2016-09-25 * "Hooli Grant C123456"
  Income:US:Hooli:Awards                -100 HOOL.UNVEST
  Assets:US:Hooli:Unvested:C123456      100 HOOL.UNVEST

reproduce_issue98.py

import dateutil.parser

from beancount.core.amount import Amount
from beancount.core.data import EMPTY_SET, new_metadata, Posting, Transaction
from beancount.core.number import Decimal, MISSING
from beancount.core.position import Cost

import beangulp
from beangulp import mimetypes
from beangulp.cache import cache
from beangulp.testing import main

class Importer(beangulp.Importer):
  """Reproduce beancount/beangulp/issues/98."""

  def __init__(self):
    pass

  def identify(self, filepath):
    if not "reproduce_issue98.csv" in filepath.lower():
        return False
    return True

  def filename(self, filepath):
    return 'reproduce_issue98.csv'

  def account(self, filepath):
    return None

  def date(self):
    return dateutil.parser.parse("2016-09-25").date()

  def extract(self, filepath, existing):
    date = dateutil.parser.parse("2016-09-25").date()
    return [
      Transaction(
      meta=new_metadata(filepath, 0),
      date=date,
      flag="*",
      payee="",
      narration=f"Hooli Vest Event",
      tags=EMPTY_SET,
      links=EMPTY_SET,
      postings=[
        Posting("Assets:US:Hooli:GOOG", Amount(Decimal("1"), "GOOG"), Cost(Decimal("786.9"), "USD", date, None), None, None, None),
        Posting("Expenses:Hooli:Vested", Amount(Decimal("1"), "GOOG.UNVEST"), None, None, None, None),
        Posting("Assets:US:Hooli:Unvested:C123456", -Amount(Decimal("1"), "GOOG.UNVEST"), None, None, None, None),
        Posting(f"Income:Salary:TY2016:Google:GSU", Amount(MISSING, "CHF"), None, Amount(Decimal("0.968892"), "USD"), None, None),
        ])
    ]

if __name__ == '__main__':
    importer = Importer()
    main(importer)

Commands to reproduce:

touch testdata/reproduce_issue98.csv
python3 importers/reproduce_issue98.py extract -e test.beancount testdata

bean-doctor output:

$ bean-doctor context test.beancount 6
** Transaction Id --------------------------------

Hash:38ae45045f6a38c872e50ee91eb452e7
Location: /config/beancount/test.beancount:6

** Balances before transaction --------------------------------

  Income:US:Hooli:Awards                                                             

  Assets:US:Hooli:Unvested:C123456                                                   

** Unbooked Transaction --------------------------------

2016-09-25 * "Hooli Grant C123456"
  Income:US:Hooli:Awards            -100 HOOL.UNVEST
  Assets:US:Hooli:Unvested:C123456   100 HOOL.UNVEST

** Transaction --------------------------------

2016-09-25 * "Hooli Grant C123456"
  Income:US:Hooli:Awards            -100 HOOL.UNVEST
  Assets:US:Hooli:Unvested:C123456   100 HOOL.UNVEST

** Residual and Tolerances --------------------------------

** Balances after transaction --------------------------------

* Income:US:Hooli:Awards                                             -100 HOOL.UNVEST

* Assets:US:Hooli:Unvested:C123456                                    100 HOOL.UNVEST
henrikssn commented 2 years ago

Interesting, I didn't know that this is valid Beancount syntax. To clarify, the ledger snippet above is emitted by your importer or is it in the existing ledger?

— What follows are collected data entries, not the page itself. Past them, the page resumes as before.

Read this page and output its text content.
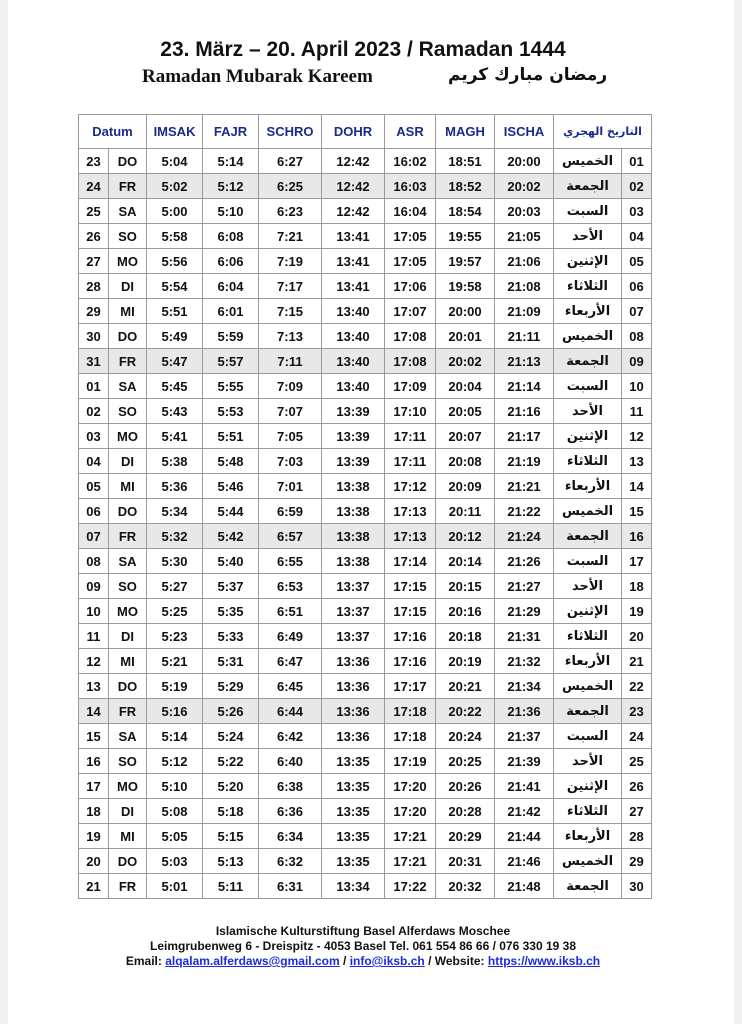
23. März – 20. April 2023 / Ramadan 1444
Ramadan Mubarak Kareem	رمضان مبارك كريم
Datum		IMSAK	FAJR	SCHRO	DOHR	ASR	MAGH	ISCHA	التاريخ الهجري	
23	DO	5:04	5:14	6:27	12:42	16:02	18:51	20:00	الخميس	01
24	FR	5:02	5:12	6:25	12:42	16:03	18:52	20:02	الجمعة	02
25	SA	5:00	5:10	6:23	12:42	16:04	18:54	20:03	السبت	03
26	SO	5:58	6:08	7:21	13:41	17:05	19:55	21:05	الأحد	04
27	MO	5:56	6:06	7:19	13:41	17:05	19:57	21:06	الإثنين	05
28	DI	5:54	6:04	7:17	13:41	17:06	19:58	21:08	الثلاثاء	06
29	MI	5:51	6:01	7:15	13:40	17:07	20:00	21:09	الأربعاء	07
30	DO	5:49	5:59	7:13	13:40	17:08	20:01	21:11	الخميس	08
31	FR	5:47	5:57	7:11	13:40	17:08	20:02	21:13	الجمعة	09
01	SA	5:45	5:55	7:09	13:40	17:09	20:04	21:14	السبت	10
02	SO	5:43	5:53	7:07	13:39	17:10	20:05	21:16	الأحد	11
03	MO	5:41	5:51	7:05	13:39	17:11	20:07	21:17	الإثنين	12
04	DI	5:38	5:48	7:03	13:39	17:11	20:08	21:19	الثلاثاء	13
05	MI	5:36	5:46	7:01	13:38	17:12	20:09	21:21	الأربعاء	14
06	DO	5:34	5:44	6:59	13:38	17:13	20:11	21:22	الخميس	15
07	FR	5:32	5:42	6:57	13:38	17:13	20:12	21:24	الجمعة	16
08	SA	5:30	5:40	6:55	13:38	17:14	20:14	21:26	السبت	17
09	SO	5:27	5:37	6:53	13:37	17:15	20:15	21:27	الأحد	18
10	MO	5:25	5:35	6:51	13:37	17:15	20:16	21:29	الإثنين	19
11	DI	5:23	5:33	6:49	13:37	17:16	20:18	21:31	الثلاثاء	20
12	MI	5:21	5:31	6:47	13:36	17:16	20:19	21:32	الأربعاء	21
13	DO	5:19	5:29	6:45	13:36	17:17	20:21	21:34	الخميس	22
14	FR	5:16	5:26	6:44	13:36	17:18	20:22	21:36	الجمعة	23
15	SA	5:14	5:24	6:42	13:36	17:18	20:24	21:37	السبت	24
16	SO	5:12	5:22	6:40	13:35	17:19	20:25	21:39	الأحد	25
17	MO	5:10	5:20	6:38	13:35	17:20	20:26	21:41	الإثنين	26
18	DI	5:08	5:18	6:36	13:35	17:20	20:28	21:42	الثلاثاء	27
19	MI	5:05	5:15	6:34	13:35	17:21	20:29	21:44	الأربعاء	28
20	DO	5:03	5:13	6:32	13:35	17:21	20:31	21:46	الخميس	29
21	FR	5:01	5:11	6:31	13:34	17:22	20:32	21:48	الجمعة	30
Islamische Kulturstiftung Basel Alferdaws Moschee
Leimgrubenweg 6 - Dreispitz - 4053 Basel Tel. 061 554 86 66 / 076 330 19 38
Email: alqalam.alferdaws@gmail.com / info@iksb.ch / Website: https://www.iksb.ch
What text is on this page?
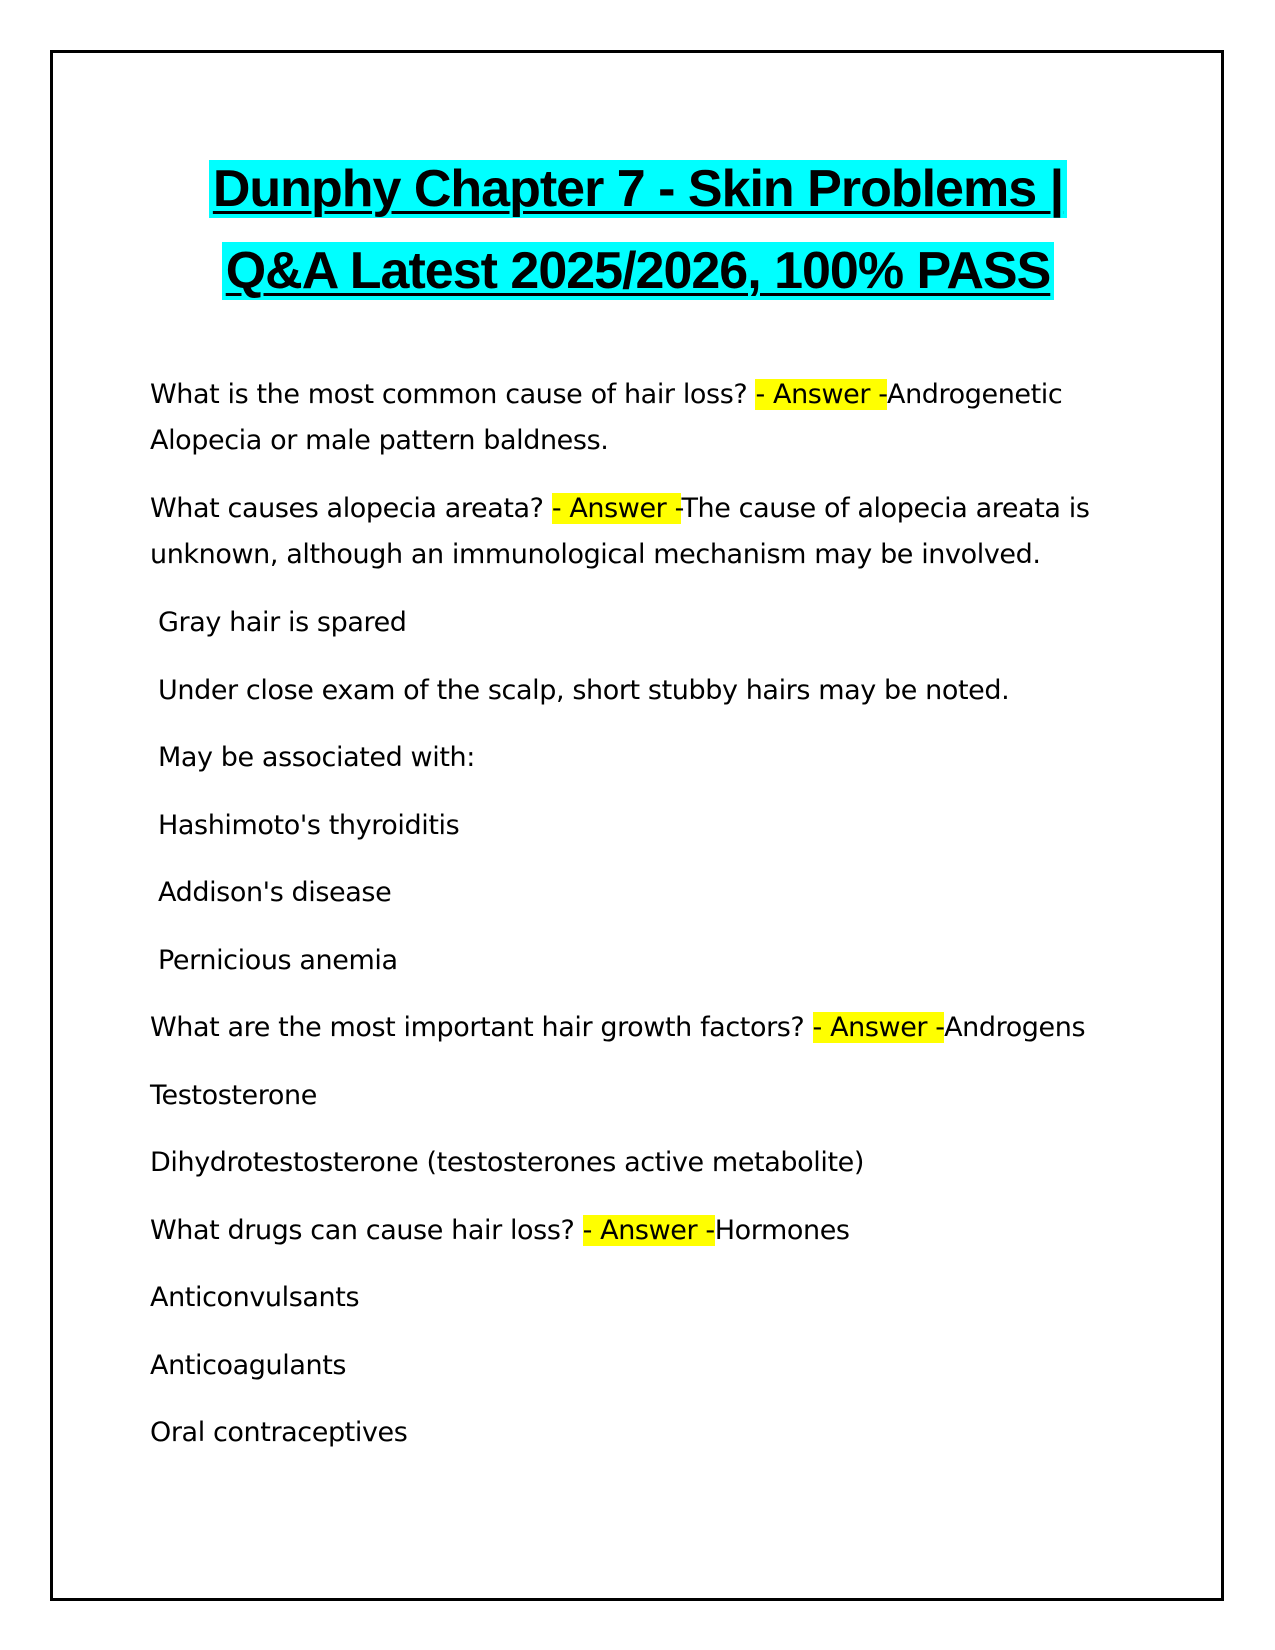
Dunphy Chapter 7 - Skin Problems |
Q&A Latest 2025/2026, 100% PASS

What is the most common cause of hair loss? - Answer -Androgenetic Alopecia or male pattern baldness.

What causes alopecia areata? - Answer -The cause of alopecia areata is unknown, although an immunological mechanism may be involved.

Gray hair is spared

Under close exam of the scalp, short stubby hairs may be noted.

May be associated with:

Hashimoto's thyroiditis

Addison's disease

Pernicious anemia

What are the most important hair growth factors? - Answer -Androgens

Testosterone

Dihydrotestosterone (testosterones active metabolite)

What drugs can cause hair loss? - Answer -Hormones

Anticonvulsants

Anticoagulants

Oral contraceptives
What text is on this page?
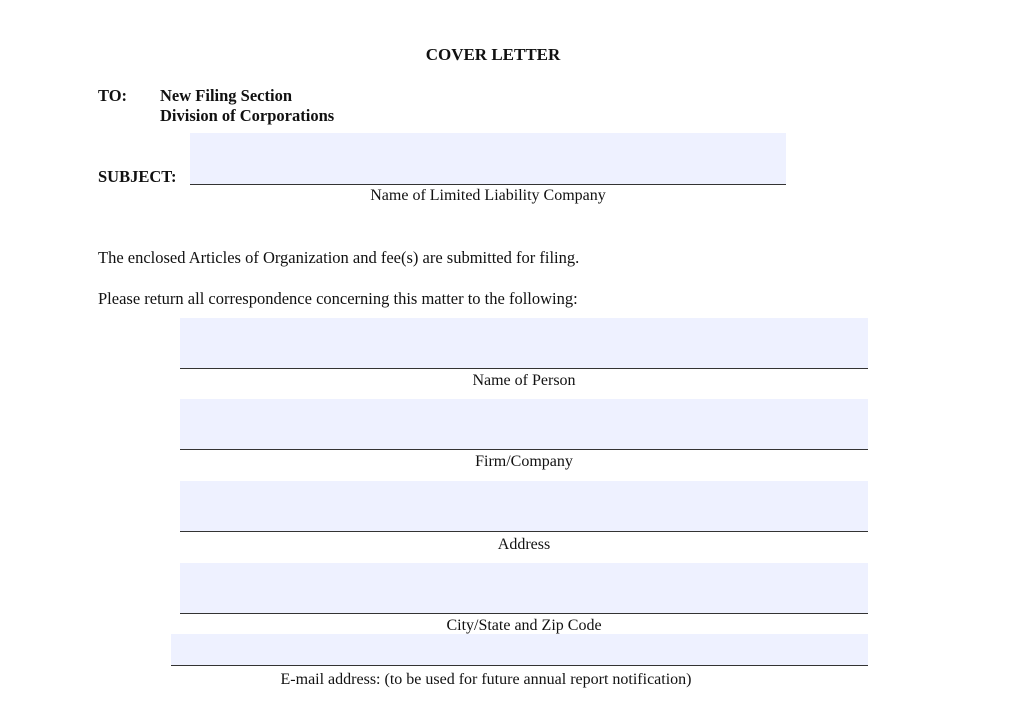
COVER LETTER
TO: New Filing Section
Division of Corporations
SUBJECT:
Name of Limited Liability Company
The enclosed Articles of Organization and fee(s) are submitted for filing.
Please return all correspondence concerning this matter to the following:
Name of Person
Firm/Company
Address
City/State and Zip Code
E-mail address: (to be used for future annual report notification)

To clarify, the snippet did exist in both the ledger and the import output, but it seems to be the latter which causes the issue (see above).

dnicolodi commented 2 years ago

Thank you for the reproducer. The problematic transaction containing the MISSING amount is indeed the one produced by the importer. Now things make sense. I'll thing about what's the best strategy to handle those in the deduplication code.